In accordance with the OECD guideline No. 423, the LD50 cut off-of the test item may be considered higher than 5000 mg/kg body weight by oral route in the rat.
According to the criteria of classification , packaging and labelling of dangerous substances and preparation in accordance with the ECC Directives 67/548, 2001/59 and 99/45, the test item does not have to be classified. No symbol or risk phrase is required.
In accordance with the regulation EC No. 1272/2008 on classification, labelling and packaging of substances and mixtures, the test item does not have to be classified. No signal word or hazard satement is requird.

Executive summary:

The test item was administrated to a group of 6 female Sprague Dawley rats at a single dose of 300 mg/kg body weight ans then, to a group of 6 female sprague Dawley rats at the single dose of 2000 mg/kg body weight. The experimental protocol was established according to the official method as defined in the OECD guideline No. 423 dated December 17th, 2001 and the test method B.1 tris of the council regulation No. 440/2008.
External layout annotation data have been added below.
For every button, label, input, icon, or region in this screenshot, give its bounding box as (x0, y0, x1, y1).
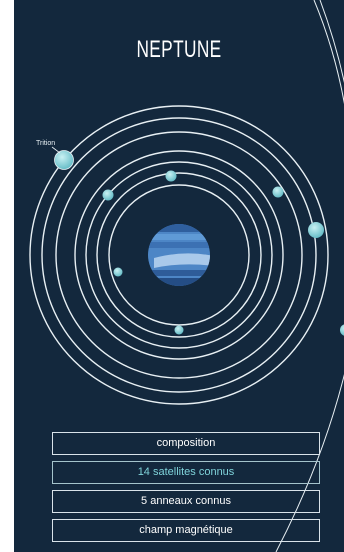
orbit-ring (74, 150, 284, 360)
moons (54, 150, 344, 336)
neptune-panel: Trition NEPTUNE composition 14 satellite… (14, 0, 344, 552)
moon[interactable] (102, 189, 114, 201)
planet-neptune[interactable] (144, 224, 214, 288)
outer-orbit-arc-2 (275, 0, 344, 552)
moon[interactable] (113, 267, 123, 277)
moon[interactable] (272, 186, 284, 198)
menu-button-magnetic-field[interactable]: champ magnétique (52, 519, 320, 542)
moon[interactable] (174, 325, 184, 335)
orbit-ring (55, 131, 303, 379)
orbit-rings (29, 105, 329, 405)
orbit-ring (41, 117, 317, 393)
menu-button-rings[interactable]: 5 anneaux connus (52, 490, 320, 513)
orbit-ring (96, 172, 262, 338)
page-title: NEPTUNE (136, 36, 222, 63)
outer-orbit-arc-1 (313, 0, 344, 105)
moon[interactable] (308, 222, 324, 238)
moon[interactable] (340, 324, 344, 336)
moon-label-triton: Trition (36, 140, 55, 147)
moon-triton[interactable] (54, 150, 74, 170)
menu-button-composition[interactable]: composition (52, 432, 320, 455)
moon-label-leader (51, 146, 61, 154)
orbit-ring (29, 105, 329, 405)
orbit-ring (108, 184, 250, 326)
solar-diagram: Trition (29, 0, 344, 552)
moon[interactable] (165, 170, 177, 182)
menu-button-satellites[interactable]: 14 satellites connus (52, 461, 320, 484)
orbit-ring (85, 161, 273, 349)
No mortality occured in animals dosed at 300 mg/kg body weight.

No clinical signs related to the adminsitration of the test item were observed during the study.

No body weight evolution of hte animal remained normal throughout the study.

The macroscopic examination of the animal at the end of the study did not reveal treatment related changes.

No mortality occured in animals dosed at 2000 mg/kg body weight.

A decrease in spontaneous activity (3/) and piloerection (3/6) were noted at 1 hour post-dose.

No body weight evolution of hte animal remained normal throughout the study.

The macroscopic examination of the animal at the end of the study did not reveal treatment related changes.

In conclusion, the LD 50 of the test item is higer than 2000 mg/kg body weight by oral route in the rat.

In accordance with the OECD guideline No. 423, the LD50 cut off-of the test item may be considered higher than 5000 mg/kg body weight by oral route in the rat.

According to the criteria of classification , packaging and labelling of dangerous substances and preparation in accordance with the ECC Directives 67/548, 2001/59 and 99/45, the test item does not have to be classified. No symbol or risk phrase is required.

In accordance with the regulation EC No. 1272/2008 on classification, labelling and packaging of substances and mixtures, the test item does not have to be classified. No signal word or hazard satement is requird.